Benchmarking the symptom-checking capabilities of ChatGPT for a broad range of diseases

Anjun Chen; Drake O Chen; Lu Tian

doi:10.1093/jamia/ocad245

Benchmarking the symptom-checking capabilities of ChatGPT for a broad range of diseases

J Am Med Inform Assoc. 2023 Dec 18:ocad245. doi: 10.1093/jamia/ocad245. Online ahead of print.

Authors

Anjun Chen^{1

2}, Drake O Chen², Lu Tian³

Affiliations

¹ Health Sciences, ELHS Institute, Palo Alto, CA 94306, United States.
² LHS Tech Forum Initiative, Learning Health Community, Palo Alto, CA 94306, United States.
³ Department of Biomedical Data Science, Stanford University, Stanford, CA 94305, United States.

PMID: 38109889
DOI: 10.1093/jamia/ocad245

Abstract

Objective: This study evaluates ChatGPT's symptom-checking accuracy across a broad range of diseases using the Mayo Clinic Symptom Checker patient service as a benchmark.

Methods: We prompted ChatGPT with symptoms of 194 distinct diseases. By comparing its predictions with expectations, we calculated a relative comparative score (RCS) to gauge accuracy.
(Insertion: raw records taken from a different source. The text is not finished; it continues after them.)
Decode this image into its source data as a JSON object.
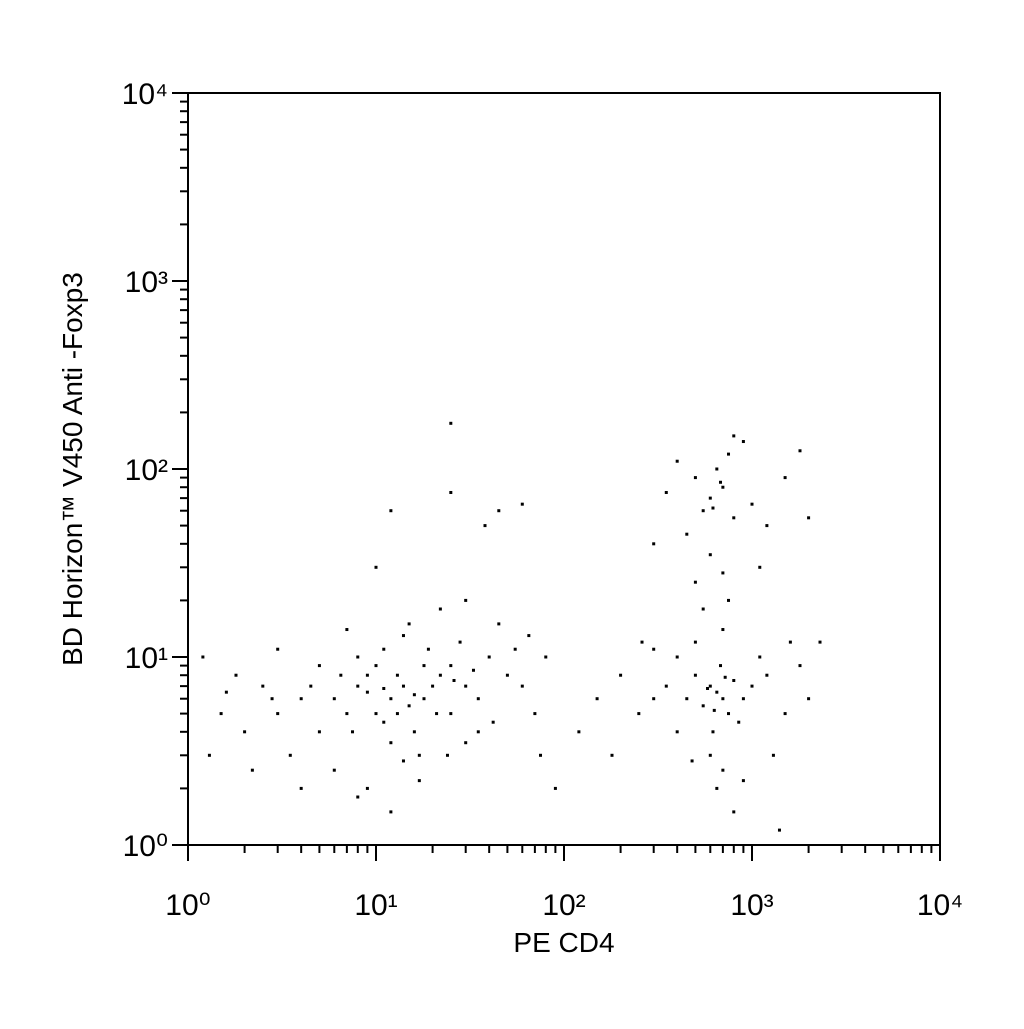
{
  "chart_data": {
    "type": "scatter",
    "x_label": "PE CD4",
    "y_label": "BD Horizon™ V450 Anti -Foxp3",
    "log_x": true,
    "log_y": true,
    "color": "#000000",
    "xlim": [
      1,
      10000
    ],
    "ylim": [
      1,
      10000
    ],
    "xticks": [
      {
        "value": 1,
        "label": "10⁰"
      },
      {
        "value": 10,
        "label": "10¹"
      },
      {
        "value": 100,
        "label": "10²"
      },
      {
        "value": 1000,
        "label": "10³"
      },
      {
        "value": 10000,
        "label": "10⁴"
      }
    ],
    "yticks": [
      {
        "value": 1,
        "label": "10⁰"
      },
      {
        "value": 10,
        "label": "10¹"
      },
      {
        "value": 100,
        "label": "10²"
      },
      {
        "value": 1000,
        "label": "10³"
      },
      {
        "value": 10000,
        "label": "10⁴"
      }
    ],
    "x": [
      12,
      10,
      14,
      9,
      11,
      15,
      8,
      13,
      18,
      20,
      7,
      6,
      16,
      10,
      12,
      22,
      25,
      30,
      5,
      4,
      3,
      2.5,
      2,
      1.5,
      1.3,
      1.8,
      3.5,
      6,
      9,
      14,
      17,
      25,
      35,
      40,
      28,
      19,
      11,
      8,
      5,
      45,
      30,
      50,
      60,
      70,
      35,
      24,
      12,
      8,
      4,
      2.2,
      1.2,
      3,
      7,
      15,
      22,
      10,
      25,
      25,
      45,
      12,
      60,
      38,
      14,
      9,
      13,
      11,
      16,
      7.5,
      18,
      21,
      26,
      33,
      6.5,
      4.5,
      2.8,
      1.6,
      17,
      30,
      42,
      55,
      65,
      80,
      75,
      90,
      650,
      600,
      700,
      550,
      800,
      500,
      750,
      620,
      680,
      450,
      900,
      1000,
      1200,
      1500,
      400,
      350,
      300,
      250,
      200,
      180,
      150,
      120,
      600,
      700,
      650,
      800,
      900,
      1300,
      1800,
      2000,
      1600,
      500,
      700,
      400,
      550,
      750,
      300,
      850,
      720,
      580,
      630,
      1100,
      2300,
      260,
      480,
      1400,
      600,
      550,
      700,
      500,
      650,
      800,
      450,
      750,
      900,
      400,
      350,
      1000,
      1200,
      1500,
      600,
      700,
      500,
      800,
      1800,
      2000,
      300,
      1100,
      620,
      680
    ],
    "values": [
      6,
      5,
      7,
      6.5,
      4.5,
      5.5,
      7,
      8,
      6,
      7,
      5,
      6,
      4,
      9,
      3.5,
      8,
      9,
      7,
      4,
      6,
      5,
      7,
      4,
      5,
      3,
      8,
      3,
      2.5,
      2,
      2.8,
      3,
      5,
      6,
      10,
      12,
      11,
      11,
      10,
      9,
      15,
      20,
      8,
      7,
      5,
      4,
      3,
      1.5,
      1.8,
      2,
      2.5,
      10,
      11,
      14,
      15,
      18,
      30,
      175,
      75,
      60,
      60,
      65,
      50,
      13,
      8,
      5,
      6.8,
      6.3,
      4,
      9,
      5,
      7.5,
      8.5,
      8,
      7,
      6,
      6.5,
      2.2,
      3.5,
      4.5,
      11,
      13,
      10,
      3,
      2,
      6.5,
      7,
      6,
      5.5,
      7.5,
      8,
      5,
      4,
      9,
      6,
      6,
      7,
      8,
      5,
      4,
      7,
      6,
      5,
      8,
      3,
      6,
      4,
      3,
      2.5,
      2,
      1.5,
      2.2,
      3,
      9,
      6,
      12,
      12,
      14,
      10,
      18,
      20,
      11,
      4.5,
      7.8,
      6.8,
      5.2,
      10,
      12,
      12,
      2.8,
      1.2,
      70,
      60,
      80,
      90,
      100,
      55,
      45,
      120,
      140,
      110,
      75,
      65,
      50,
      90,
      35,
      28,
      25,
      150,
      125,
      55,
      40,
      30,
      62,
      85
    ]
  }
}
Results: ChatGPT's GPT-4 model achieved an average RCS of 78.8%, outperforming the GPT-3.5-turbo by 10.5%. Some specialties scored above 90%.

Discussion: The test set, although extensive, was not exhaustive. Future studies should include a more comprehensive disease spectrum.

Conclusion: ChatGPT exhibits high accuracy in symptom checking for a broad range of diseases, showcasing its potential as a medical training tool in learning health systems to enhance care quality and address health disparities.

Keywords: ChatGPT; benchmarking; learning health system; medical training; symptom checking.